Texte intégral
ARRET N°310
N° RG 21/02747 - N° Portalis DBV5-V-B7F-GLW4
[U]
[F]
C/
[G]
[V]
RÉPUBLIQUE FRANÇAISE
AU NOM DU PEUPLE FRANÇAIS
COUR D'APPEL DE POITIERS
1ère Chambre Civile
ARRÊT DU 27 JUIN 2023
Numéro d'inscription au répertoire général : N° RG 21/02747 - N° Portalis DBV5-V-B7F-GLW4
Décision déférée à la Cour : jugement du 07 septembre 2021 rendu par le TJ hors JAF, JEX, JLD, J. EXPRO, JCP de LA ROCHELLE.
APPELANTS :
Monsieur [B] [U]
né le 20 Juin 1988 à [Localité 5] (76)
[Adresse 1]
[Localité 3]
Madame [H] [F]
née le 27 Mai 1989 à [Localité 5] (76)
[Adresse 1]
[Localité 3]
ayant tous les deux pour avocat Me Diane BOTTE, avocat au barreau de LA ROCHELLE-ROCHEFORT
INTIMES :
Monsieur [K] [G]
né le 06 Juin 1957 à [Localité 8] (Dordogne)
[Adresse 4]
[Localité 2]
Madame [E] [V] épouse [G]
née le 02 Juillet 1961 à [Localité 7] (13)
[Adresse 4]
[Localité 2]
ayant tous les deux pour avocat Me Fabien-jean GARRIGUES de la SCP GARRIGUES ASSOCIES, avocat au barreau de LA ROCHELLE-ROCHEFORT
COMPOSITION DE LA COUR :
En application des articles 907 et 786 du Code de Procédure Civile, l'affaire a été débattue le 27 Avril 2023, en audience publique, les avocats ne s'y étant pas opposés, devant :
Madame Anne VERRIER, Conseiller
Ce magistrat a rendu compte des plaidoiries dans le délibéré de la Cour, composée de :
M. Thierry MONGE, Président de Chambre
Madame Anne VERRIER, Conseiller
Monsieur Philippe MAURY, Conseiller
GREFFIER, lors des débats : Mme Elodie TISSERAUD,
ARRÊT :
- Contradictoire
- Prononcé publiquement par mise à disposition au greffe de la Cour, les parties ayant été préalablement avisées dans les conditions prévues au deuxième alinéa de l'article 450 du Code de procédure civile,
- Signé par M. Thierry MONGE, Président de Chambre, et par Mme Elodie TISSERAUD, Greffier auquel la minute de la décision a été remise par le magistrat signataire.

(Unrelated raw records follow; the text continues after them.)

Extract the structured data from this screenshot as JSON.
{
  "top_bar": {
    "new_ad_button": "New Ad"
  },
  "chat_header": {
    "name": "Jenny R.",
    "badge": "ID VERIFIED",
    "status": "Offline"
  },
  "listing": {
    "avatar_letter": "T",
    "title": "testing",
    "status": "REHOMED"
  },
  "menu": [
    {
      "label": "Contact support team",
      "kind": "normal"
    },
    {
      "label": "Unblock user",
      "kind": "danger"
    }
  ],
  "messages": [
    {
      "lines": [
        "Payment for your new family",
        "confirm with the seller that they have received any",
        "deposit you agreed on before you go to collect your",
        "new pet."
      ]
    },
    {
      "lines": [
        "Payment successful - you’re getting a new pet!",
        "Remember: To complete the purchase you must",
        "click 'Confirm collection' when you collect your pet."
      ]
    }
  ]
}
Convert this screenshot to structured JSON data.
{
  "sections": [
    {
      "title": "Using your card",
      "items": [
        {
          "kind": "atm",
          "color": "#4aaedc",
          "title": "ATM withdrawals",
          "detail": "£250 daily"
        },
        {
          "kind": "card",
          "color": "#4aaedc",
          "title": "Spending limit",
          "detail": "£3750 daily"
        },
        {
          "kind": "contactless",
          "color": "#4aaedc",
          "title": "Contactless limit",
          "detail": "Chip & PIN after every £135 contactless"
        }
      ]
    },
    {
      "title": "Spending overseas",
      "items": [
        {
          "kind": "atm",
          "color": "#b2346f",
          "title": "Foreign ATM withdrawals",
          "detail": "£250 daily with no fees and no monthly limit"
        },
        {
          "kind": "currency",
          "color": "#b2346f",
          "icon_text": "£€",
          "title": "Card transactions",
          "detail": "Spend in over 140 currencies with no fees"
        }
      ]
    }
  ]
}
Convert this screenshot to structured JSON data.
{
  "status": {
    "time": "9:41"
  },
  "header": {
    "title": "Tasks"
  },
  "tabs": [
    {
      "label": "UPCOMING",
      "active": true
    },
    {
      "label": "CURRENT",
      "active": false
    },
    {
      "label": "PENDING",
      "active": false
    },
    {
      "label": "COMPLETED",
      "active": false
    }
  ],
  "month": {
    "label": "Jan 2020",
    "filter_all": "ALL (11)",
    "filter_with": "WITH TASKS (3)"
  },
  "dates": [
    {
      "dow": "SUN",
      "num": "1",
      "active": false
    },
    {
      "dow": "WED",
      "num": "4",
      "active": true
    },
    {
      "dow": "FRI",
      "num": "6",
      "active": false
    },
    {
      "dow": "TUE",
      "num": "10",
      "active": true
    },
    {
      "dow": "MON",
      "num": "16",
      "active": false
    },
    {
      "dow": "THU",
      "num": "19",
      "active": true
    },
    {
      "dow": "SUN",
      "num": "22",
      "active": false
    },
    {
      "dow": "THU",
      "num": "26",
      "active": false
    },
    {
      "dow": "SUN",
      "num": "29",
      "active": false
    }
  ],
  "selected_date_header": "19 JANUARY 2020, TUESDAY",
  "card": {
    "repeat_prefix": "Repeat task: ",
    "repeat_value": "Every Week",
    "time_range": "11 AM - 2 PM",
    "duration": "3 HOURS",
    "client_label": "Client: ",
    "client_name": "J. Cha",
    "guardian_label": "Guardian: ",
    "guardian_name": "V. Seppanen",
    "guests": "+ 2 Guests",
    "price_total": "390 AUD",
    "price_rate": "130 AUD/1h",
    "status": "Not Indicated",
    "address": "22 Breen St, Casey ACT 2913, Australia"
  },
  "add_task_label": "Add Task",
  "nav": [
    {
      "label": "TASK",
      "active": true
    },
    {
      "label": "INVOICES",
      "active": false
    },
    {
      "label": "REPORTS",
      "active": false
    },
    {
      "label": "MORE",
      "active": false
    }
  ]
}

EXPOSÉ DES FAITS, DE LA PROCÉDURE, DES PRÉTENTIONS
Par acte des 6 et 16 mars 2020, les époux [G] (vendeurs) et les consorts [U]-[F] (acquéreurs) ont signé un compromis de vente portant sur un ensemble immobilier situé à [Adresse 6] pour un prix de 820 000 euros.
L'acte stipulait une condition suspensive relative à l'obtention d'un prêt de 810 826 euros.
L'offre devait être communiquée au plus tard le 8 mai 2020, la réitération intervenir le 16 juin 2020.
Le 22 septembre 2020, une sommation était délivrée aux vendeurs.
Le notaire établissait un procès-verbal de difficultés le 8 octobre 2020.
Par acte du 27 janvier 2021, M. [U] et Mme [F] ont assigné les époux [G] devant le tribunal judiciaire de La Rochelle aux fins de condamnation à leur payer la somme de 82 000 euros, montant de la clause pénale.
Les époux [G] ont conclu au débouté.
Par jugement du 7 septembre 2021 , le tribunal judiciaire de La Rochelle a débouté les consorts [U]-[F] de leur demande, dit que chacune des parties conservera à sa charge les dépens par elle exposés .'
Le premier juge a notamment retenu que :
La condition suspensive relative au prêt a été édictée au profit de l'acquéreur seulement.
La réception de l'offre devait intervenir au plus tard le 8 mai 2020.
La mention manuscrite sur la prolongation du délai ajoutée par les acquéreurs ne fait pas partie du compromis.
A défaut de notification de l'obtention du prêt au 8 mai 2020, le vendeur avait la faculté de mettre l'acquéreur en demeure de lui justifier sous huitaine de la réalisation ou de la défaillance de la condition par lettre recommandée.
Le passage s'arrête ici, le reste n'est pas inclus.